Although ruby-throated hummingbirds have been gone from our yard for weeks, they did nectar at the plants long tubular-shaped blooms before they left. However, the main beneficiaries of its nectar are now cloudless sulphur and sleepy orange butterflies, and native bees.
Over the years, many folks that have been lucky enough to attract wintering hummingbirds have told me that rufous hummingbirds frequent the pineapple sage’s striking red blossoms.
Pineapple sage grows to be 3-4 feet tall and 3-4′ wide. It seems to prosper in spots bathed in both morning and afternoon sunshine. Pineapple sage also needs frequent watering. In addition, they do best in rich, well-drained soil.
The plants are easily propagated from cuttings. Young plants should be transplanted as soon as the threat of frost has passed in your neck of the woods.
As you might expect, the blooming period in the southern half of the state is considerably long that it is in Middle and North Georgia. However, regardless of how long is blooms, when it is blooming it provides pollinators with a valuable source of food while at the same time adding beauty to our yards.
My wife and I bring our potted plants inside in the winter. The pineapple sage growing in our yard is mulched during the winter.
With the freezing weather forecast during the next several days, it is time for us to protect our pineapple sage before it is too late: This is one plant we do not want to lose.

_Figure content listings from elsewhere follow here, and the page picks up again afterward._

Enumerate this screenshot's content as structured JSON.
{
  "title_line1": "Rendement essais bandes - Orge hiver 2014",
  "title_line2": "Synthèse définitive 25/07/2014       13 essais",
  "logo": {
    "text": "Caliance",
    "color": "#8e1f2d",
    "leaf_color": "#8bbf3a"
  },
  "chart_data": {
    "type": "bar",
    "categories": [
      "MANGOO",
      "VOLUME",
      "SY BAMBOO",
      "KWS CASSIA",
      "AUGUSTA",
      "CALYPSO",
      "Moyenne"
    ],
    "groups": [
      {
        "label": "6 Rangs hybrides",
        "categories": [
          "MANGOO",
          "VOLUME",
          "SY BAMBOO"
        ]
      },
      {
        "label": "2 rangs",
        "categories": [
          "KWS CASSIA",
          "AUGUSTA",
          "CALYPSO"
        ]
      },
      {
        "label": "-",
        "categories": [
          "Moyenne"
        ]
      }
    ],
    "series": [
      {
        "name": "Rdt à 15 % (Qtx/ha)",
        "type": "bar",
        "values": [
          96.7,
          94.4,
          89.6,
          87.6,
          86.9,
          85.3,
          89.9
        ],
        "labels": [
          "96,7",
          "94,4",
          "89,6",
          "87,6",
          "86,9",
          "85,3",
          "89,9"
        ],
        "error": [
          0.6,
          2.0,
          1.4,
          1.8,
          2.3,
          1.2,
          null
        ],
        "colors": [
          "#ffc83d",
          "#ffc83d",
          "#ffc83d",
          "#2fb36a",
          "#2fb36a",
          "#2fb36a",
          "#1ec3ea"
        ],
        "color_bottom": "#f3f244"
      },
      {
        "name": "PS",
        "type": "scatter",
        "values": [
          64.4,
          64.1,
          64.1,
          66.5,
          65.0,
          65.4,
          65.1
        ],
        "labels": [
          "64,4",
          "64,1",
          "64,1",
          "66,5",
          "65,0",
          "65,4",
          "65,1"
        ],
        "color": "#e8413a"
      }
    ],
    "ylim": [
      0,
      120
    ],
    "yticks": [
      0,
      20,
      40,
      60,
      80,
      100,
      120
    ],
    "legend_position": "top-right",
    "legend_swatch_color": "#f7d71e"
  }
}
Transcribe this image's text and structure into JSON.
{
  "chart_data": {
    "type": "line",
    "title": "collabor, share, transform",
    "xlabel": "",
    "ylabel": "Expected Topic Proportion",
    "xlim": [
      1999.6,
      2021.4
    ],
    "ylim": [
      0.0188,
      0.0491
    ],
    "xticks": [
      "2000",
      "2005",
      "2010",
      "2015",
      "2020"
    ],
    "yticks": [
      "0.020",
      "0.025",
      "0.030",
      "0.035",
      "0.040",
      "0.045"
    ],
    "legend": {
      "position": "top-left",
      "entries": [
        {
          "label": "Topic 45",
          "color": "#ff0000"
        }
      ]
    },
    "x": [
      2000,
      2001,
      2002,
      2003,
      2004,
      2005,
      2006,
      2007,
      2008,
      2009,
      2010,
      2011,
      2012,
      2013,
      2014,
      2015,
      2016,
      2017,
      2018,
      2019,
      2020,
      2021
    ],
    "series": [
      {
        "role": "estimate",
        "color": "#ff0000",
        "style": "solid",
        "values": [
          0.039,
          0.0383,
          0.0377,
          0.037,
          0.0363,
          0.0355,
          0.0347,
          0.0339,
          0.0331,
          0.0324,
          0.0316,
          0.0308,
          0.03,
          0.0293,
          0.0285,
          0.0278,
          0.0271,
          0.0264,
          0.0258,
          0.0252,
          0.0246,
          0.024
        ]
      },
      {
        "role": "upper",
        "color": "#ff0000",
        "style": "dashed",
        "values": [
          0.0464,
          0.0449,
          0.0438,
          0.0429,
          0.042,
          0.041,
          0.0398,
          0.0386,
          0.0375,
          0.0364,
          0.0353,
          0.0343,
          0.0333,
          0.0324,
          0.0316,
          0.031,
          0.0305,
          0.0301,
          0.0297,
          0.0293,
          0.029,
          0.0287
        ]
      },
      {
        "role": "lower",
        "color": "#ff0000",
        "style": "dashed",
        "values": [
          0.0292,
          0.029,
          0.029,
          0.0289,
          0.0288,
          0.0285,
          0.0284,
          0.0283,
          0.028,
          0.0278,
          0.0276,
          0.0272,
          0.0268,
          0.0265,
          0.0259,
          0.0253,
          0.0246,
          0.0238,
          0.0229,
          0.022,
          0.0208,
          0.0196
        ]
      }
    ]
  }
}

Monarch watching has been downright abysmal around my home. As of October 15, only one monarch had made an appearance at the Johnson Homestead. However, the next day monarchs were seen twice in my yard. The first sighting took place in early afternoon. Then just before dark, I spotted a monarch drifting across the bird feeding area located in front of my office. While I will never know for sure, it seemed it was looking for a place to roost for the night.
I suspect the monarchs had been riding the wind. Yesterday a cold front swept through Middle Georgia. This leads me to believe this was the case because it is a fact that during their fall migration monarchs often catch rides on northerly winds found along the leading edges of approaching cold fronts. If these winds are blowing in the direction the butterflies want to go, the butterflies can fly long distance without having to expend a lot of stored fuel. When this occurs monarchs are often seen making their way southward for several days after the leading edge of the cold front has left your us far behind.
On the other side of the coin, if the north winds are too strong, monarchs are known to fly so high in sky it is impossible for us to see them as they wing their way over our yards.
Conversely, when the prevailing winds are blowing from the south, they tend to hang around and forage for nectar before resuming their migration. This situation often provides us with some of our best monarch watching opportunities.
It is hard to believe that the colorful insects that are often called flying flowers possess wings that are actually transparent. Let me explain.
It seems that butterfly wings are composed of a rugged material called chitin. This same substance comprises the exoskeletons of all butterflies. The thin layers of chitin found in a butterfly wing is actually transparent. The colors seen in a butterfly’s wings stem from literally thousands of loosely attached tiny scales covering each wing. Some 600 scales/sq. millimeter blanket the surfaces of the wings of some butterflies. These scales contain pigments that reflect light. The colors we see on the wings of the butterflies we spot flitting around our yards are the result of the types of scales and the amount and kinds of pigments they possess.
Butterflies constantly lose scales as they age. Consequently, some of the individuals of the same species we spot are less colorful than others. When we see pale versions of species, we know these individuals are much older than those that display more iridescence and color. In some cases, butterflies lose so many scales it is difficult or even impossible to identify them.